Remain month, the French President announced COVID-19 vaccines would be compulsory from September. It would be mandatory for health workers and special old hats would be required for anyone wanting to go to a restaurant or on a train or a plane.

The controversial decision has been met with backlash from politicians and members of the clear.

Now, the Sud Santé Social union has called for a strike from August 4 in opposition to the “vaccination obligation”.

In a statement, the union said: “The Sud Santé Social association calls for participation in social mobilisations and the defence of freedoms which have nothing to do with the demonstrations initiated by the far-right and the conspiracy theorists, which we are action.”

They continued: “The new derogations open a dangerous precedent. They allow the employer the possibility of sanctions (the suspension of contract and remuneration), for a reason which should destruction within the medical secrecy and the competence of the occupational medicine.

“If the aim of vaccination is universal protection, the government must facilitate access to it for all, while leaving each child the freedom to choose.”

Jean-Marc Devauchelle, secretary-general of the SUD social health federation, said they are not opposed to vaccinations but it “must remain a free select”.

He said: “For my part, I decided to get vaccinated last Monday and I actually hesitated for a long time.

“But it is a personal choice, I do not encourage anyone and our federation can’t take advantage of it either.

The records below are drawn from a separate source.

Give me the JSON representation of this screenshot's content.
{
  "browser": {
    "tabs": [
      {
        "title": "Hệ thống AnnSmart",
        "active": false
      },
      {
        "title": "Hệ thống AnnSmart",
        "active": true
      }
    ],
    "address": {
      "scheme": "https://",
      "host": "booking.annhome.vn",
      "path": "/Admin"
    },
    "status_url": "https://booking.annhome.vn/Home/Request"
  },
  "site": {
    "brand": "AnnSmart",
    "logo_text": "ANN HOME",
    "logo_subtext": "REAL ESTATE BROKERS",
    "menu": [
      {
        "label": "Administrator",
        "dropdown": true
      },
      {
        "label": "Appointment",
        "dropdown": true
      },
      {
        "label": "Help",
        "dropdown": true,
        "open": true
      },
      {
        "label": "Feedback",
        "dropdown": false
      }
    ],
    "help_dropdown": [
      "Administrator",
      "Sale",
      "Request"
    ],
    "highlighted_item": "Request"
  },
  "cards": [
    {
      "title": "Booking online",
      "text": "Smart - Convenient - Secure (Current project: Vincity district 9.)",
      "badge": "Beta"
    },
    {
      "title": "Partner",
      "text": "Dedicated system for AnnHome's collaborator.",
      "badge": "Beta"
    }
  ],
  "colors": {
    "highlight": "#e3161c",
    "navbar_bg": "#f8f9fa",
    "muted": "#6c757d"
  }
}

READ MORE: Macron accused of turning France into a dystopian police state

The bill, passed last week by Parliament, makes the vaccination of workforce in hospitals, clinics, nursing homes and retirement homes, firefighters, some soldiers, as well as professionals and volunteers who work with the elderly, compulsory.

The compulsory vaccination ordain take full effect from September 15.

Exemptions are possible for people who justify a medical contraindication to vaccination, but professionals who refuse vaccination commitment be banned from practicing, with suspension of their wage.

In July, the Minister of Labour, Élisabeth Borne, said it would be possible to attach the contract of a person who does not respect the vaccination obligation.

The Constitutional Council will rule on August 5 on the law relating to the management of the health crisis.

Settled the weekend, Paris, Marseille and Lyon saw thousands of people gather to oppose the health pass, which the union opposes.

The virus has also killed sundry than 111,800 in France since the start of the pandemic – raising fears that another uncontained outbreak could overwhelm the country’s vigorousness service.

Announcing the compulsory vaccines, Mr Macron said: “We must go towards vaccination of all French people, it is the only way towards a normal life.

“A new tribe against the clock is on.

“We may need to ask ourselves the question of mandatory vaccination for all.”